Les femmes peuvent concourir à partir de 1903. Le concours est momentanément interrompu durant les deux guerres mondiales. Il est supprimé en 1968 par André Malraux. Il est, depuis, remplacé par une sélection sur dossier et les Académies, réunies au sein de l’Institut de France, ont été supplantées par l’État et le ministère de la Culture.


Un tableau dans la tourmente d'un cyclone

En 1780, le prix est obtenu par le génevois Jean-Pierre Saint-Ours avec "L'Enlèvement des sabines". On retrouve ce tableau en 1889 au Musée Schoelcher de Pointe-à-Pitre, puis il disparaît lors du gigantesque cyclone de 1928. Aucune image n'est restée de ce tableau définitivement perdu.


Un tableau dans les méandres de l'Histoire

Guillaume Guillon Lethière est né à Sainte-Anne (Guadeloupe) en 1760. Il est l’enfant naturel d’une esclave affranchie, et de Pierre Guillon, procureur du roi en Guadeloupe.

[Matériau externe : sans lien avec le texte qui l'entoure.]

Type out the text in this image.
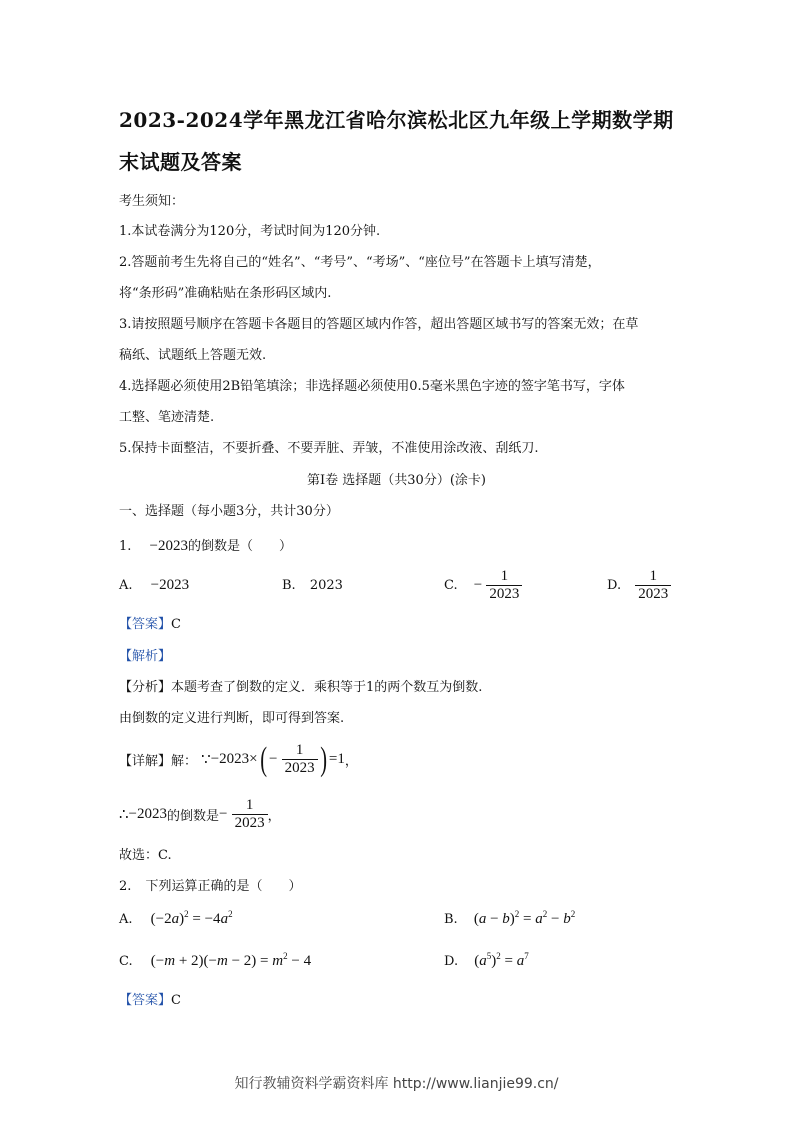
2023-2024学年黑龙江省哈尔滨松北区九年级上学期数学期
末试题及答案
考生须知：
1.本试卷满分为120分，考试时间为120分钟.
2.答题前考生先将自己的“姓名”、“考号”、“考场”、“座位号”在答题卡上填写清楚，
将“条形码”准确粘贴在条形码区域内.
3.请按照题号顺序在答题卡各题目的答题区域内作答，超出答题区域书写的答案无效；在草
稿纸、试题纸上答题无效.
4.选择题必须使用2B铅笔填涂；非选择题必须使用0.5毫米黑色字迹的签字笔书写，字体
工整、笔迹清楚.
5.保持卡面整洁，不要折叠、不要弄脏、弄皱，不准使用涂改液、刮纸刀.
第Ⅰ卷 选择题（共30分）(涂卡)
一、选择题（每小题3分，共计30分）
1. −2023的倒数是（　　）
A. −2023	B. 2023	C. − $\frac{1}{2023}$	D. $\frac{1}{2023}$
【答案】C
【解析】
【分析】本题考查了倒数的定义．乘积等于1的两个数互为倒数.
由倒数的定义进行判断，即可得到答案.
【详解】解： ∵−2023×( − $\frac{1}{2023}$ ) =1，
∴−2023的倒数是− $\frac{1}{2023}$ ，
故选：C.
2. 下列运算正确的是（　　）
A. $(-2a)^2 = -4a^2$	B. $(a - b)^2 = a^2 - b^2$
C. $(-m + 2)(-m - 2) = m^2 - 4$	D. $(a^5)^2 = a^7$
【答案】C
知行教辅资料学霸资料库 http://www.lianjie99.cn/
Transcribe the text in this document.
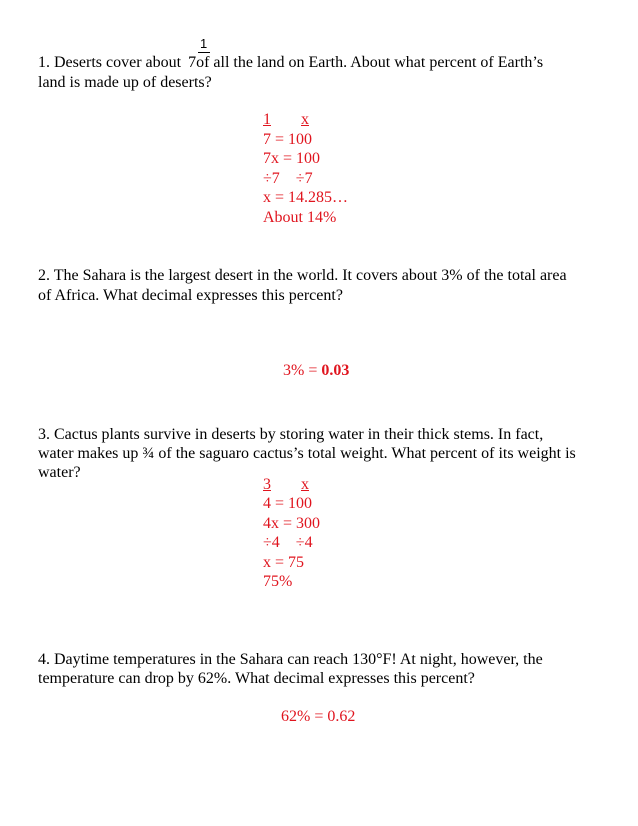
1
1. Deserts cover about 7of all the land on Earth. About what percent of Earth’s
land is made up of deserts?
1 x
7 = 100
7x = 100
÷7    ÷7
x = 14.285…
About 14%
2. The Sahara is the largest desert in the world. It covers about 3% of the total area
of Africa. What decimal expresses this percent?
3% = 0.03
3. Cactus plants survive in deserts by storing water in their thick stems. In fact,
water makes up ¾ of the saguaro cactus’s total weight. What percent of its weight is
water?
3 x
4 = 100
4x = 300
÷4    ÷4
x = 75
75%
4. Daytime temperatures in the Sahara can reach 130°F! At night, however, the
temperature can drop by 62%. What decimal expresses this percent?
62% = 0.62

Ce dernier le reconnaît à Paris en 1799, ne pouvant le reconnaître en Guadeloupe à cause du Code noir. Il présente dès l’enfance des dispositions pour la peinture qui décident son père à l’emmener en France. Il obtient le second prix de Rome en 1784, dont le sujet est "La Cananéenne aux pieds de Jésus-Christ", et ensuite part pour Rome.

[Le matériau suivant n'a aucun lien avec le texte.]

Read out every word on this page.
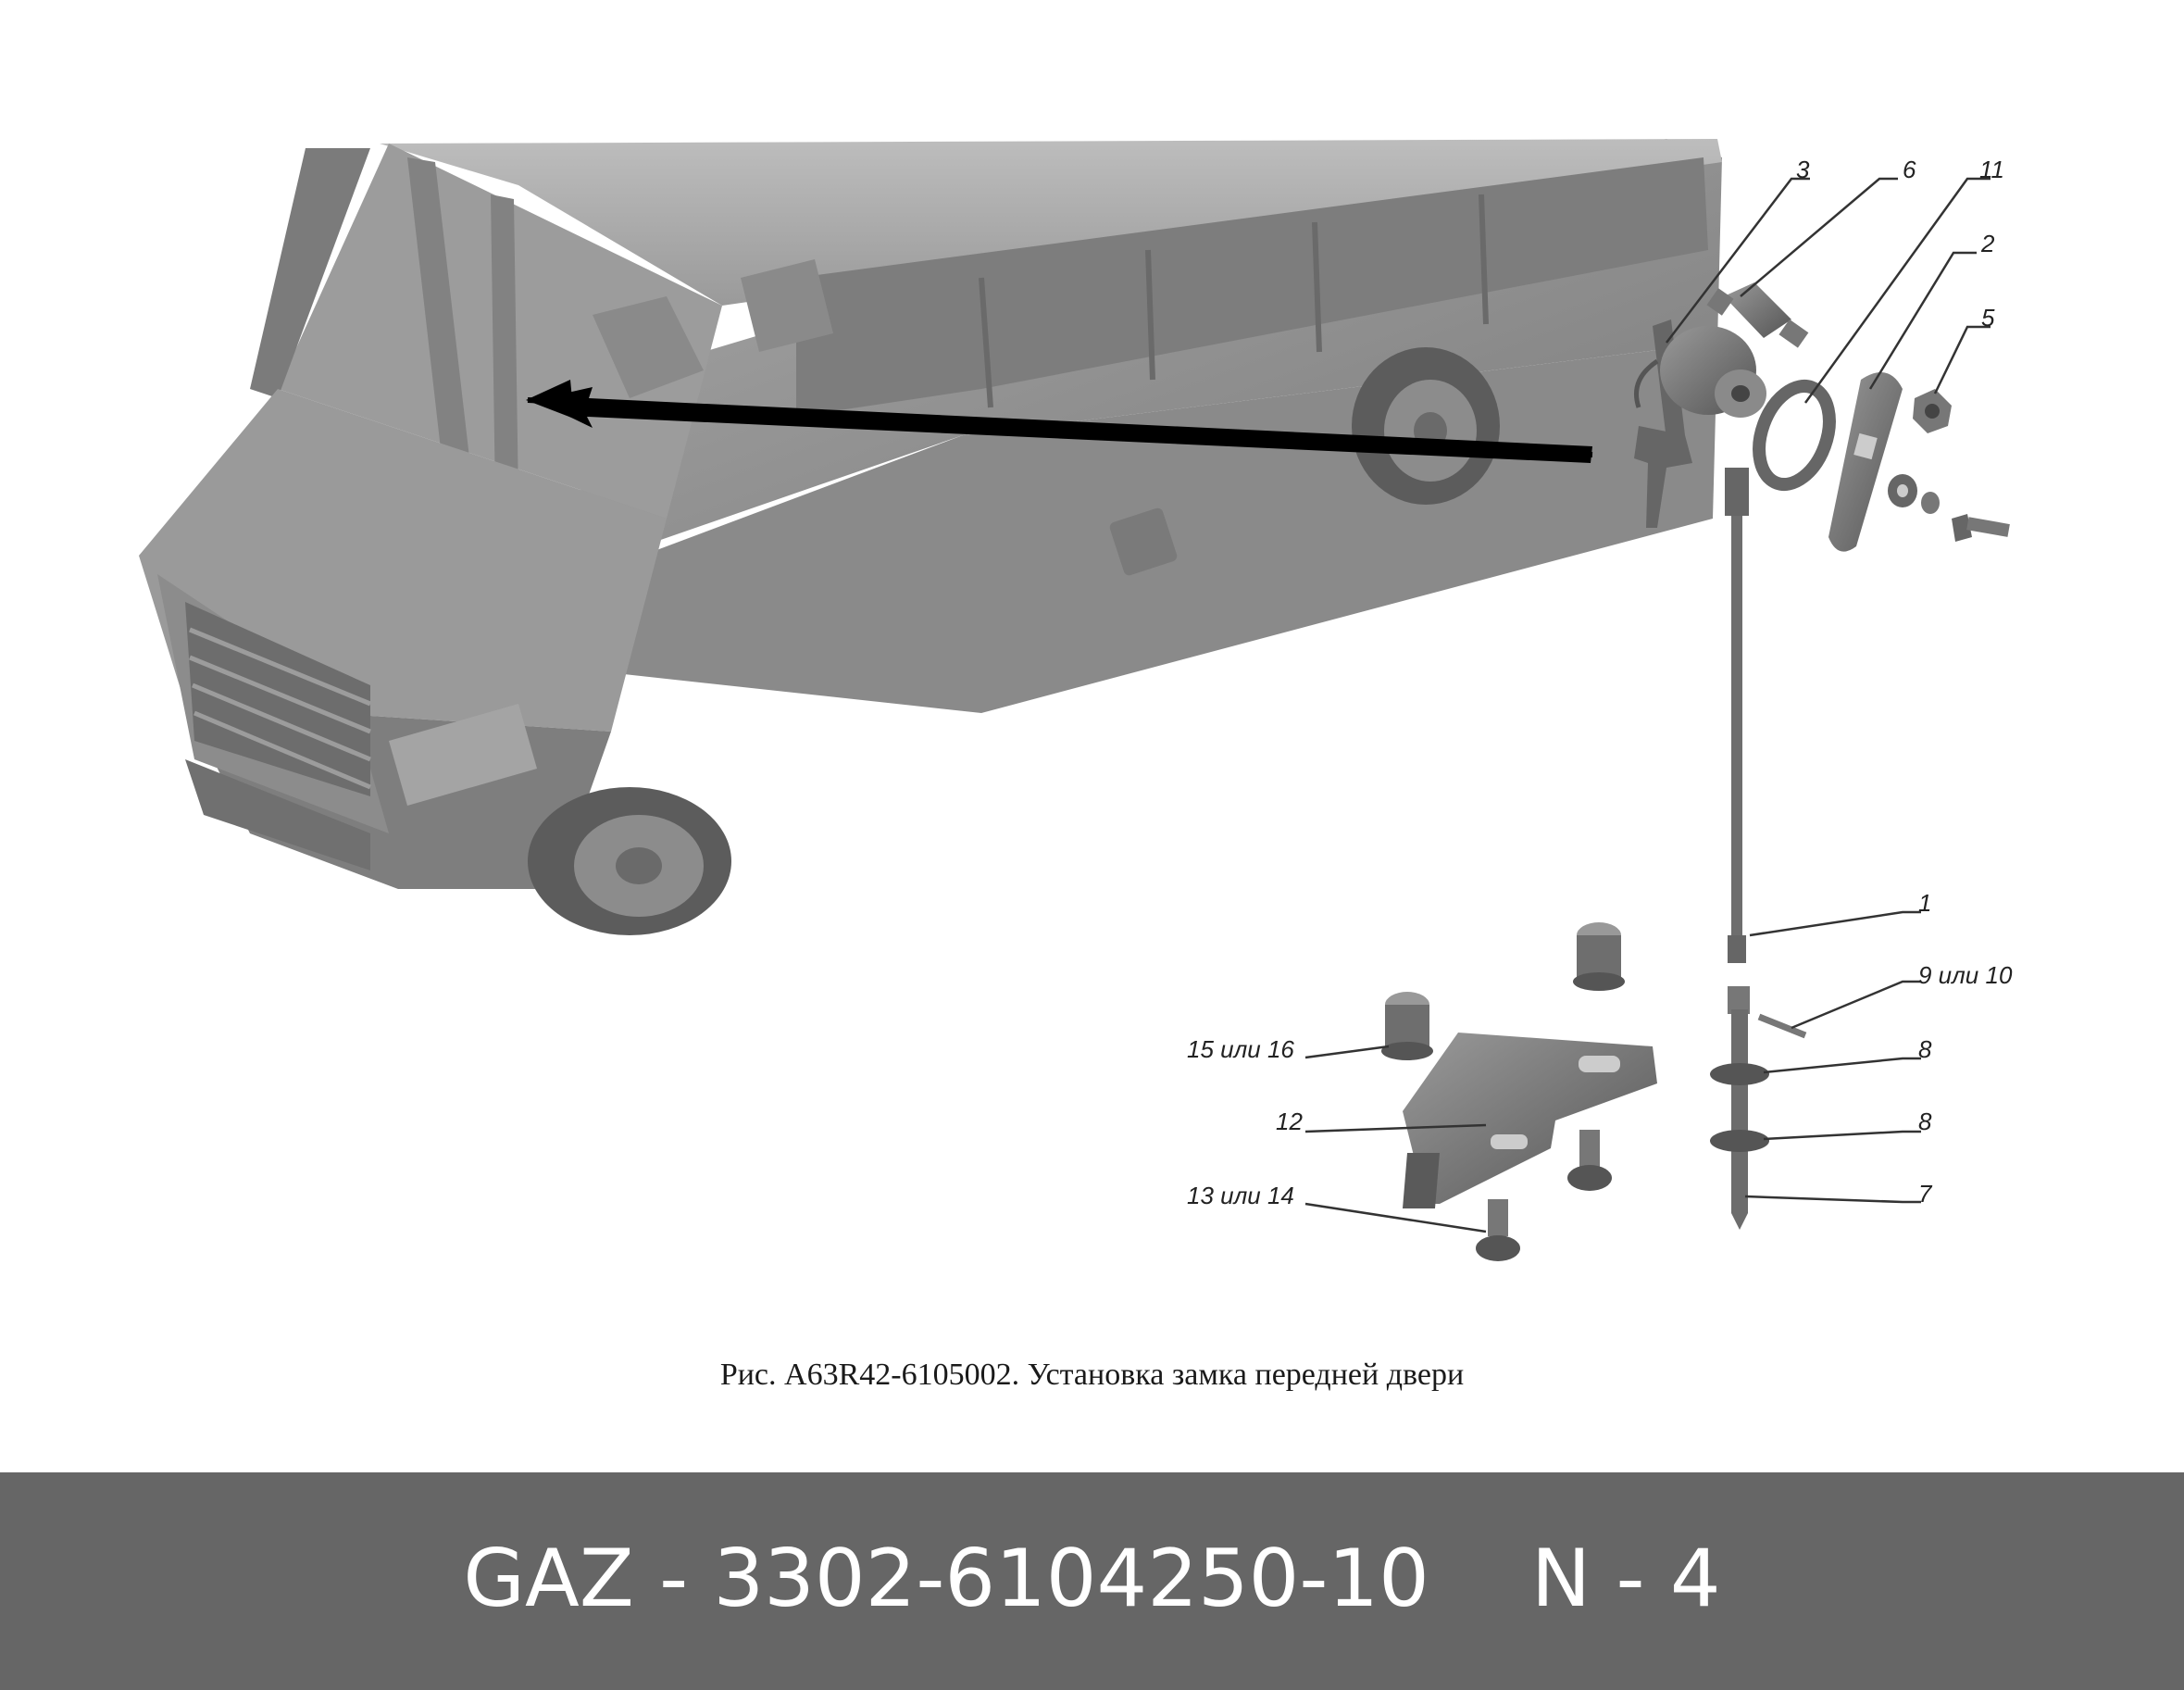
3	6	11
2
5
1
9 или 10
8
8
7
15 или 16
12
13 или 14
Рис. А63R42-6105002. Установка замка передней двери
GAZ - 3302-6104250-10 N - 4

Son tableau "Le Serment des Ancêtres" symbolise la rencontre historique entre le chef des mulâtres de Saint-Domingue, Alexandre Pétion, et le général noir Jean-Jacques Dessalines, lieutenant de Toussaint Louverture. Les deux officiers scellent, en novembre 1802, une alliance pour chasser les troupes françaises. Ce "serment" solennel qui doit permettre l’indépendance d’Haïti à brève échéance intervient peu après le soulèvement général des Noirs de la colonie à l’annonce du rétablissement de l’esclavage décidé à Paris par Napoléon Bonaparte.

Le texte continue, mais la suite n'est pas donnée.